"Ah!" cried she, pushing aside the hair from their brows, the better
to observe their features, "you thought to deceive your mother, did
you?"
"Pardon!" exclaimed both the young men.
Here Becker thought it necessary to interfere; and, summoning all the
courage he could muster to the task, said--
"Why should they not go? Is this the first expedition they have
undertaken?"
"No, it is not the first expedition they have undertaken, but it is
the first time their eyes and their looks betokened an eternal adieu.
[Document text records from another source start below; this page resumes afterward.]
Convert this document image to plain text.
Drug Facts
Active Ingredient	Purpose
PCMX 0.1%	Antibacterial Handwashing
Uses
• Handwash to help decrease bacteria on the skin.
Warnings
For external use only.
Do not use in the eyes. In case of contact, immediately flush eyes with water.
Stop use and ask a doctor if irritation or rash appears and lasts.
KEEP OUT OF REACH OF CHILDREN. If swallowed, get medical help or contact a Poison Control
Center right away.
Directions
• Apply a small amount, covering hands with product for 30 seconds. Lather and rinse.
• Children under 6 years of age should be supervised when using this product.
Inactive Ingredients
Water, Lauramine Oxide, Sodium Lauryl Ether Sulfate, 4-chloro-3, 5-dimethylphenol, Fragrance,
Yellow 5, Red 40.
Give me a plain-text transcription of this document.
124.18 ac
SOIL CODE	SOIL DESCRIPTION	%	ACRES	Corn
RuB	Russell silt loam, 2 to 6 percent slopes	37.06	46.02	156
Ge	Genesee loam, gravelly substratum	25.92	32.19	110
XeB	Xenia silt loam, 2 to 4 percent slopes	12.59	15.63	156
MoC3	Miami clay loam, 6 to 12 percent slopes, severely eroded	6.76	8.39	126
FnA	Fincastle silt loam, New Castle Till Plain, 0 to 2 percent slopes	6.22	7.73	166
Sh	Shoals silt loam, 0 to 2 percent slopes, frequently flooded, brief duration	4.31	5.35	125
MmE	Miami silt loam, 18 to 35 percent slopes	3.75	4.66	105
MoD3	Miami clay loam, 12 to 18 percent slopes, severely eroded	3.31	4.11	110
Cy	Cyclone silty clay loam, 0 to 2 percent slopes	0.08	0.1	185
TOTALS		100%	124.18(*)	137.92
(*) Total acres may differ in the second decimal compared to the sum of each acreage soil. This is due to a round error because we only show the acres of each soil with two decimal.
It is the first time that I felt they were forsaking me for ever, and
it is the first time you ever addressed them with the words you just
now uttered."
Becker saw that it was useless to attempt to carry deceit any
further; he therefore withdrew his eyes from the piercing glance of
his wife. Willis, caught in the act, as it were, was completely thrown
off his guard, and had not a word to say for himself. Fritz and Jack
had again fallen on their knees, this time at the feet of their
mother.
"Ah! I begin to understand," she screamed, as she glanced around on
the scared group that surrounded her, like a wounded lioness whose
cubs were being carried off; "now the bandage begins to drop from my
eyes. A thousand inexplicable things dart into my mind. You are
sending the boys on an impracticable voyage to secure the safety of
their mother; but you did not think that in order to prolong my
existence for a few years, you would kill me instantly with grief!
What right have you to impose a remedy upon me that is a thousand
times worse than the malady? Have I ever complained? May my sufferings
not be agreeable to me? May I not like them? Is pain and suffering not
our lot from the cradle to the tomb? But I am not ill, I was never
better in my life than I am at this moment.